Un scandale majeur a été provoqué aux Etats-Unis par des fuites de renseignements faisant état de l’inefficacité d’une frappe américaine sur les installations nucléaires iraniennes. Comment s’est déroulée cette opération militaire, quelle désinformation a été diffusée par le président américain lui-même à cette occasion, et quels en sont les principaux enseignements militaires et politiques ?

L’attaque américaine était attendue depuis longtemps – par tout le monde, y compris par les Iraniens. Après l’attaque américaine, MAXAR, une société qui vend des photos satellite à haute résolution, a montré une image de convois de camions iraniens sortant quelque chose de l’installation nucléaire souterraine de Fordow. Des responsables iraniens ont ensuite déclaré que l’uranium enrichi et l’équipement avaient été retirés à l’avance, et des Israéliens ont dit savoir où ils se trouvaient.

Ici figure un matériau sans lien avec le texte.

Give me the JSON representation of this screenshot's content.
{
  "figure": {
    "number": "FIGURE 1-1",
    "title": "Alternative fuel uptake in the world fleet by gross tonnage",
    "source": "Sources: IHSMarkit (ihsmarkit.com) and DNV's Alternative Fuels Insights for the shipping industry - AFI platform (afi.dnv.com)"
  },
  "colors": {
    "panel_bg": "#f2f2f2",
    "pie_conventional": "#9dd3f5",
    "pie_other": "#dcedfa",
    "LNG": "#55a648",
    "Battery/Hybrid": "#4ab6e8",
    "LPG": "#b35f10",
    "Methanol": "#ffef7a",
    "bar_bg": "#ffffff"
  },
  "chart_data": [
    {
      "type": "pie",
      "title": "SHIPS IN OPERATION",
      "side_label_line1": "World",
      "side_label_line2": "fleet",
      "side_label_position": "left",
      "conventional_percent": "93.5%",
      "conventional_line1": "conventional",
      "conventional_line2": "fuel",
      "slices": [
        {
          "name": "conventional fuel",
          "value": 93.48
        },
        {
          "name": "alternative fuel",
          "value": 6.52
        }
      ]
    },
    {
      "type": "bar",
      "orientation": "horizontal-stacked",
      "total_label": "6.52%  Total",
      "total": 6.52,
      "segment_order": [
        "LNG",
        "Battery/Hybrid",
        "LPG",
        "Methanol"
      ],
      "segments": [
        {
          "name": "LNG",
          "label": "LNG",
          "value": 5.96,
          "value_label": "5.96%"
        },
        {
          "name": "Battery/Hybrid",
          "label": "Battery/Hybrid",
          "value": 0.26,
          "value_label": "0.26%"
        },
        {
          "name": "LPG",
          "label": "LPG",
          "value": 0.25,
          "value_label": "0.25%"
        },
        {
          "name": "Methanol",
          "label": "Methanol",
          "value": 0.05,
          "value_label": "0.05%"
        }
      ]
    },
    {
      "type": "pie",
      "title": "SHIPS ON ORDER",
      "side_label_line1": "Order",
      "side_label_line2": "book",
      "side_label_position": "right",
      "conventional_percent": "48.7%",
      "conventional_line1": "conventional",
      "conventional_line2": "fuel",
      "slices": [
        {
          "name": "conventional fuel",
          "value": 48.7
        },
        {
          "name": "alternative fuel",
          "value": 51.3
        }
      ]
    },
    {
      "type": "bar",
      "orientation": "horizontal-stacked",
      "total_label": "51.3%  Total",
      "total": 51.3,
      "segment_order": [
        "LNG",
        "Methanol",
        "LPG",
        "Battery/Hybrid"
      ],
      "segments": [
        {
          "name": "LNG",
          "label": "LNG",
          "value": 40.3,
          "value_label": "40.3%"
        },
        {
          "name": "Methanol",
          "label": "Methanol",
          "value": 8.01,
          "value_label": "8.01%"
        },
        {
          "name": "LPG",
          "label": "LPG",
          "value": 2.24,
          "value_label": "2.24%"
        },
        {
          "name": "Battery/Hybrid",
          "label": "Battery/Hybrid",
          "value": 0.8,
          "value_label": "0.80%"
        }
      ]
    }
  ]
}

Mais avant cela, il y a eu une attaque américaine.

Une manœuvre trompeuse des bombardiers

Depuis le 15 juin environ, tous les experts observaient la base aérienne de Whiteman (Whiteman, Missouri), où sont basés les bombardiers furtifs B-2 Spirit, ainsi que quatre destroyers lance-missiles de la marine américaine en Méditerranée, qui ont aidé Israël à repousser les attaques de missiles iraniens, deux groupes de porte-avions en mer d’Arabie et le renforcement de l’aviation tactique dans les bases du golfe Persique. Tous ces éléments étaient censés participer à la frappe. D’autant plus que certains de ces navires entraient dans les bases pour se réapprovisionner en munitions, et qu’il semblait logique de charger des missiles de croisière plutôt que des missiles antiaériens dans des systèmes de lancement verticaux.

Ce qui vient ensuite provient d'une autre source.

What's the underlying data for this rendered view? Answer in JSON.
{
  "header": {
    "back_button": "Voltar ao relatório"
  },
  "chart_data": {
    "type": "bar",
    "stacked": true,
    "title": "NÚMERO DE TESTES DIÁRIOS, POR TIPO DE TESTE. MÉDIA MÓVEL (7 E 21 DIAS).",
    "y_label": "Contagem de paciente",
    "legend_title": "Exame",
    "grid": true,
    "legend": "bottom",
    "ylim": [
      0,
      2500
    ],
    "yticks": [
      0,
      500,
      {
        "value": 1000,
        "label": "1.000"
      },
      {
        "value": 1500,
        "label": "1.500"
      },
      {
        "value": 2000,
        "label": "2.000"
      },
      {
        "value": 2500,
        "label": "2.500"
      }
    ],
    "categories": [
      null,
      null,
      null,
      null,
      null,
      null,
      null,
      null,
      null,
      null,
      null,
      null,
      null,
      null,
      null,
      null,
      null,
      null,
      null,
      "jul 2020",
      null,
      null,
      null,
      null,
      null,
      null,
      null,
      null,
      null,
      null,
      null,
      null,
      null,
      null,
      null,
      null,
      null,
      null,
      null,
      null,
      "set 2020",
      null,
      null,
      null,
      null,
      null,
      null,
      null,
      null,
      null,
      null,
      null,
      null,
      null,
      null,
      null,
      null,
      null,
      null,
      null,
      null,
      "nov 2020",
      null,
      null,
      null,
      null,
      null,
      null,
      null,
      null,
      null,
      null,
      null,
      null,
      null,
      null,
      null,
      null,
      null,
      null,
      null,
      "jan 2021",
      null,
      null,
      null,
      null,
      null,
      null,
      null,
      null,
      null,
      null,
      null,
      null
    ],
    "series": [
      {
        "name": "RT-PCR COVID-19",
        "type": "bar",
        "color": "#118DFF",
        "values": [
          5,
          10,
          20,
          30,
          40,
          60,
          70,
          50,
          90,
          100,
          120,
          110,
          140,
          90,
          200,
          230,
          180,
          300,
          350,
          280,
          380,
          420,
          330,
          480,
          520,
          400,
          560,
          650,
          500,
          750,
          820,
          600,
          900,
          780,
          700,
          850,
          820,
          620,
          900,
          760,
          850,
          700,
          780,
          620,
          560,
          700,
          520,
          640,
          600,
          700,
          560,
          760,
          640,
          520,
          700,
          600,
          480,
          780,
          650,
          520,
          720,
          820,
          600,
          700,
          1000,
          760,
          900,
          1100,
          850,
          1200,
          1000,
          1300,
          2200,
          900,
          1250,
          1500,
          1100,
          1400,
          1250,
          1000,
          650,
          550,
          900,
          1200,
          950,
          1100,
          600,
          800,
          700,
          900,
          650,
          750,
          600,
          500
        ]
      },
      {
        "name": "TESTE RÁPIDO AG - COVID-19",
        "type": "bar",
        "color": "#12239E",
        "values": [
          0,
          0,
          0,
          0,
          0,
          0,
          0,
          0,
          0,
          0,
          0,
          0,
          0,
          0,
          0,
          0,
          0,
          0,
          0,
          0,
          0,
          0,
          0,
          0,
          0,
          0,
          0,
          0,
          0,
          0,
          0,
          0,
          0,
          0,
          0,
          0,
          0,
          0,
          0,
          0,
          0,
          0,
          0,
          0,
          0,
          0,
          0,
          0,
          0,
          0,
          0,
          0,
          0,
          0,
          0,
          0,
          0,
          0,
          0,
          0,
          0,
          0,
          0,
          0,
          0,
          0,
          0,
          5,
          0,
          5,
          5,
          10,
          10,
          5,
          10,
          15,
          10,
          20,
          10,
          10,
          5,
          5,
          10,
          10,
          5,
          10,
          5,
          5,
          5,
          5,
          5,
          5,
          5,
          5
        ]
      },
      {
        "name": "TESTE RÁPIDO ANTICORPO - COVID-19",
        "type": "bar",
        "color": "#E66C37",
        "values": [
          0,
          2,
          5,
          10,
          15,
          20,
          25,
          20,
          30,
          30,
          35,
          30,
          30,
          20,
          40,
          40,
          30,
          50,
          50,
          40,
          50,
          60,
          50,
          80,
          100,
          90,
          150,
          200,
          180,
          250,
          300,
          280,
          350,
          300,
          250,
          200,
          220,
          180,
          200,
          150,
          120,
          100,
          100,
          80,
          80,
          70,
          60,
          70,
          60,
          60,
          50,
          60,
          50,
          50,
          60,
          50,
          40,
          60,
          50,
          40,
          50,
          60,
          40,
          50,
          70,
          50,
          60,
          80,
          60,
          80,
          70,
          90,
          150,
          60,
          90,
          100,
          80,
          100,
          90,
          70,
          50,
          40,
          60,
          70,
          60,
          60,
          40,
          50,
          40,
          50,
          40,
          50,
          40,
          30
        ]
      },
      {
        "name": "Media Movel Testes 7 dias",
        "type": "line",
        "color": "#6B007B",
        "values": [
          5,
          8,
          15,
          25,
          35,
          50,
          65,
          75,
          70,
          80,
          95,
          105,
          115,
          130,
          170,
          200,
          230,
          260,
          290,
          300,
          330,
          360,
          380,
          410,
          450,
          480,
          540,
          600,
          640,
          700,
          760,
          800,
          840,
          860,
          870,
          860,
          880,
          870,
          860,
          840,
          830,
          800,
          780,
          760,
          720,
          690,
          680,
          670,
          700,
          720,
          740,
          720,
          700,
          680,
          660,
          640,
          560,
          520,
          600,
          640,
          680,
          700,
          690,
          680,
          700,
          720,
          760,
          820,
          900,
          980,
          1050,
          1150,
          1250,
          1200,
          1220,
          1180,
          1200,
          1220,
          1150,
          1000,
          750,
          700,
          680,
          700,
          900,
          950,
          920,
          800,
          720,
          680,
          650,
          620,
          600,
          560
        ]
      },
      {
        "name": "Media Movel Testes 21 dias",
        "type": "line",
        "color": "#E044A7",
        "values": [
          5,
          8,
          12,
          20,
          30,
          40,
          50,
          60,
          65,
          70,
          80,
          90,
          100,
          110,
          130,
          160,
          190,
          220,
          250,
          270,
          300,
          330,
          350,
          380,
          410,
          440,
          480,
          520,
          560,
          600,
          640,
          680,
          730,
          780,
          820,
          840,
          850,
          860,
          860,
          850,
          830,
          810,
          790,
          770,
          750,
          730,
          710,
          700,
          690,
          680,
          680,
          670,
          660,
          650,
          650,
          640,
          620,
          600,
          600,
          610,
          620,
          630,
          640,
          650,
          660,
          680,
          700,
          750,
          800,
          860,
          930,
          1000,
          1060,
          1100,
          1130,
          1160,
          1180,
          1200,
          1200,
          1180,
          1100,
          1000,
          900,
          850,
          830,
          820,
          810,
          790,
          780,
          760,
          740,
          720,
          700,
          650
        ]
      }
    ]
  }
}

Le jeudi 19 juin, l’armée de l’air a déployé un groupe d’avions de ravitaillement sur la côte est des États-Unis. Entre-temps, des réparations de la piste d’atterrissage étaient en cours à la base de Whiteman. Elles devraient être terminées vers le 21 juin, après quoi un raid sur l’Iran serait imminent, soit le 22 ou le 23 juin. C’est ce qui s’est passé, et le 21 juin, les bombardiers ont commencé à prendre l’air.

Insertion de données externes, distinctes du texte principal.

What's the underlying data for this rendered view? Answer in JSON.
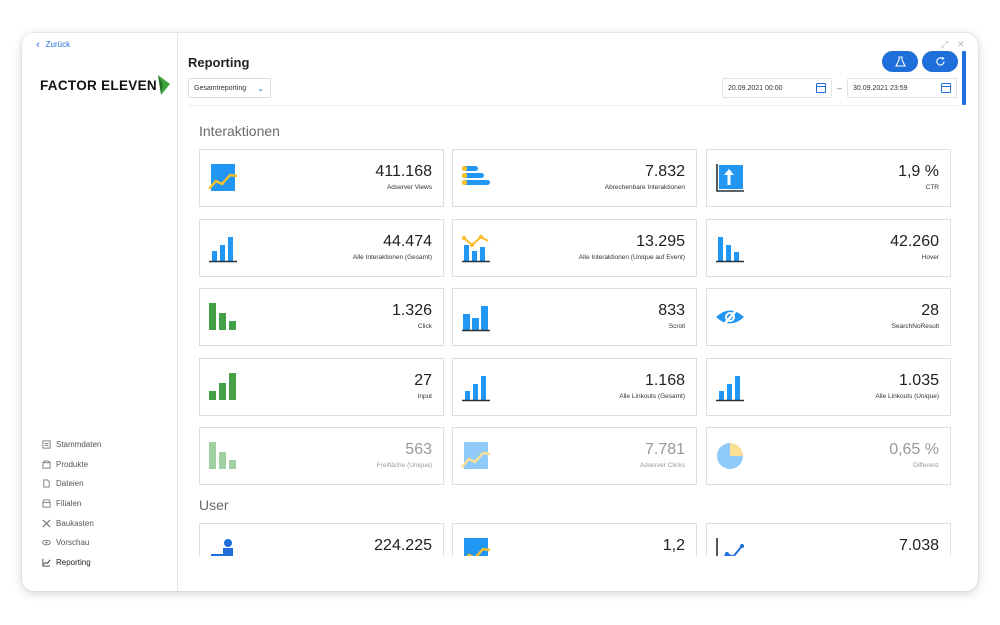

L’opération a reçu le nom de code Midnight Hammer (marteau de minuit). Les Américains ont travaillé dans les meilleures traditions de la guerre froide : un groupe a décollé ouvertement, accompagné de ravitailleurs et avec des informations diffusées publiquement selon lesquelles les avions se dirigeaient vers l’île de Guam, dans l’océan Pacifique, où l’armée de l’air américaine disposait d’une base aérienne. Les avions se sont ravitaillés en vol immédiatement après le décollage, ce qui laisse présager une lourde charge de bombes.

Ce décollage ressemblait à un vol de combat et les informations sur le vol vers Guam à de la désinformation, et ces bombardiers ont détourné l’attention de tous les observateurs intéressés. Pendant ce temps, l’autre groupe de frappe s’est dirigé vers l’est, à travers l’Atlantique – et c’est là qu’ont été utilisés les ravitailleurs que les Américains avaient concentrés sur la côte est la semaine précédente.

Le 22 juin au matin, le sous-marin à propulsion nucléaire Georgia, de classe Ohio, transformé de porte-missiles balistiques en porte-missiles de croisière (le bateau transporte 154 missiles), a lancé depuis le nord-ouest de l’océan Indien une frappe avec 24 missiles Tomahawk contre l’infrastructure terrestre du centre nucléaire d’Ispahan. À ce stade, les bombardiers, qui avaient traversé sans encombre les espaces aériens syrien et irakien, se trouvaient déjà dans le ciel iranien. Peu après le tir du missile, ils ont frappé avec des bombes GBU-57 anti-bunker l’installation de Fordow, située profondément sous une formation rocheuse. Au total, l’armée de l’air américaine a utilisé 14 bombes de ce type. Ni les avions tactiques ni les destroyers de la 6e flotte n’ont été impliqués dans l’attaque.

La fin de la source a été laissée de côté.